Ese mismo año, Charles Hull, presentó la primera patente de estereolitografía (SLA). Hull, un constructor de muebles estadounidense frustrado por no poder crear fácilmente pequeñas piezas a medida, desarrolló un sistema para crear modelos en 3D curando resina fotosensible capa a capa.

¿Cuándo se inventó la primera impresora 3D?

Desde la reducción de costes hasta el aumento de la eficiencia y el estímulo de la innovación, mucha gente está entusiasmada con el impacto que tendrá la impresión 3D en el futuro de la fabricación.

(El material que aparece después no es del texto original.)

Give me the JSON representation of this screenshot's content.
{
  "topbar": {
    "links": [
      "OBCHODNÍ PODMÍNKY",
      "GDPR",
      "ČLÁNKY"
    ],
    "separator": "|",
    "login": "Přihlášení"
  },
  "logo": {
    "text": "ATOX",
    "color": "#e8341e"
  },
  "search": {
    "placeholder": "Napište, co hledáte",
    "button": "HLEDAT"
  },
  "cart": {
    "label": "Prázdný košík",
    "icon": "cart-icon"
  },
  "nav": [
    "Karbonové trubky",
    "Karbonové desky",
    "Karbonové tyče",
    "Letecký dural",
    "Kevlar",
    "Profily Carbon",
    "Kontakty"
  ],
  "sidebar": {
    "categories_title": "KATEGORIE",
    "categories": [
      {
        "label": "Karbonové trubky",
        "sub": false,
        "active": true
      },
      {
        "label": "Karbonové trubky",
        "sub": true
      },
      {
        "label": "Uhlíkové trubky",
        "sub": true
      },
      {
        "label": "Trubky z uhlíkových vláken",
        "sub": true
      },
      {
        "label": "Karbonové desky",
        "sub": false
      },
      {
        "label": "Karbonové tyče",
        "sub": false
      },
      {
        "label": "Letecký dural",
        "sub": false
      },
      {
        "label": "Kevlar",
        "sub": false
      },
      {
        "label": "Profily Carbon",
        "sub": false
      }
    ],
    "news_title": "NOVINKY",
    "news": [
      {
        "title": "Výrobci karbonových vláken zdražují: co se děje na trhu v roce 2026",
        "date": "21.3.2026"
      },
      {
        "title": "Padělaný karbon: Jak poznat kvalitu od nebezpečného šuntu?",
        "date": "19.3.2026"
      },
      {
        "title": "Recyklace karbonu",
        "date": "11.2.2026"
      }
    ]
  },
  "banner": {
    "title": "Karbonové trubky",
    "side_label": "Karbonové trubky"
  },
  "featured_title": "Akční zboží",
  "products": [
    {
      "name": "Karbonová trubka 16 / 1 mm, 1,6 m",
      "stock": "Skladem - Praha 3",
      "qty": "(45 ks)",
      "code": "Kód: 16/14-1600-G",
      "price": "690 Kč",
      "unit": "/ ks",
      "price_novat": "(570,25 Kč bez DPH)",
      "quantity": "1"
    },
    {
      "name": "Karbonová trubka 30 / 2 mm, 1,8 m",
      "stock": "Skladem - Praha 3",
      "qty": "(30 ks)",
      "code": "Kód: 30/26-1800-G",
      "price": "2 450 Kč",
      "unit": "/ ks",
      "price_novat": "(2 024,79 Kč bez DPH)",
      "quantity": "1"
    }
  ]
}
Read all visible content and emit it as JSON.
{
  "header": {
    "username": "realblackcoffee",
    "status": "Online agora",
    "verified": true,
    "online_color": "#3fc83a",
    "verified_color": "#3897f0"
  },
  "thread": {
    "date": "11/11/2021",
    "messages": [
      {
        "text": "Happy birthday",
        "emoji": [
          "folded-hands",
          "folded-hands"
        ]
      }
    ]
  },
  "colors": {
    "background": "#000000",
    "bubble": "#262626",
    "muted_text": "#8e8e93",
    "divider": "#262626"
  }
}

Sin embargo, la verdad es que ya ha tenido un impacto significativo en la industria.

La impresión 3D no era más que una idea en la década de 1980. En 1981, Hideo Kodama, del Instituto Municipal de Investigación Industrial de Nagoya (Japón), descubrió una forma de imprimir capas de material para crear un producto en 3D. Por desgracia, Kodama no consiguió que se aprobara la patente de su tecnología.

Mientras tanto, en Francia, la General Electric Company y CILAS, un fabricante de tecnología láser y óptica, encontraron una forma de crear objetos impresos en 3D. Sin embargo, las empresas no vieron utilidad a la tecnología y pronto abandonaron sus descubrimientos.

Finalmente, en 1986, un ingeniero estadounidense llamado Charles Hull creó un prototipo para un proceso llamado estereolitografía (SLA). Hull utilizaba fotopolímeros, también conocidos como materiales de base acrílica, para evolucionar de líquido a sólido utilizando luces ultravioletas. Hull patentó la impresora SLA y otras empresas siguieron su ejemplo. Se suele hacer referencia a Hull como «el padre» de la impresión 3D.

Cómo funciona la impresión 3D

En 1988, Carl Deckard patentó en la Universidad de Texas la tecnología de sinterización selectiva por láser (SLS). SLS utilizaba un láser para trazar y solidificar capas de polímeros en polvo. Esta innovadora tecnología se alquiló a DTM Inc para su uso.

En 1989, Scott Crump cofundó Stratasys y solicitó la patente de la tecnología de «modelado por deposición fundida», probablemente la tecnología de impresión 3D más popular hasta la fecha. Ese mismo año, el Dr. Hans Langer fundó EOS en Alemania. El Dr. Hans Langer conquistó el mercado de las impresoras 3D SLS y fue pionero en el «Sinterizado Láser Directo de Metales» a mediados de los 90.

En 1991, tras el lanzamiento de SLA-A, Stratasys lanzó su primera impresora 3D FDM. Ahora había dos tecnologías de impresión 3D muy diferentes, y cada una de ellas contaba con la respetada patente tecnológica.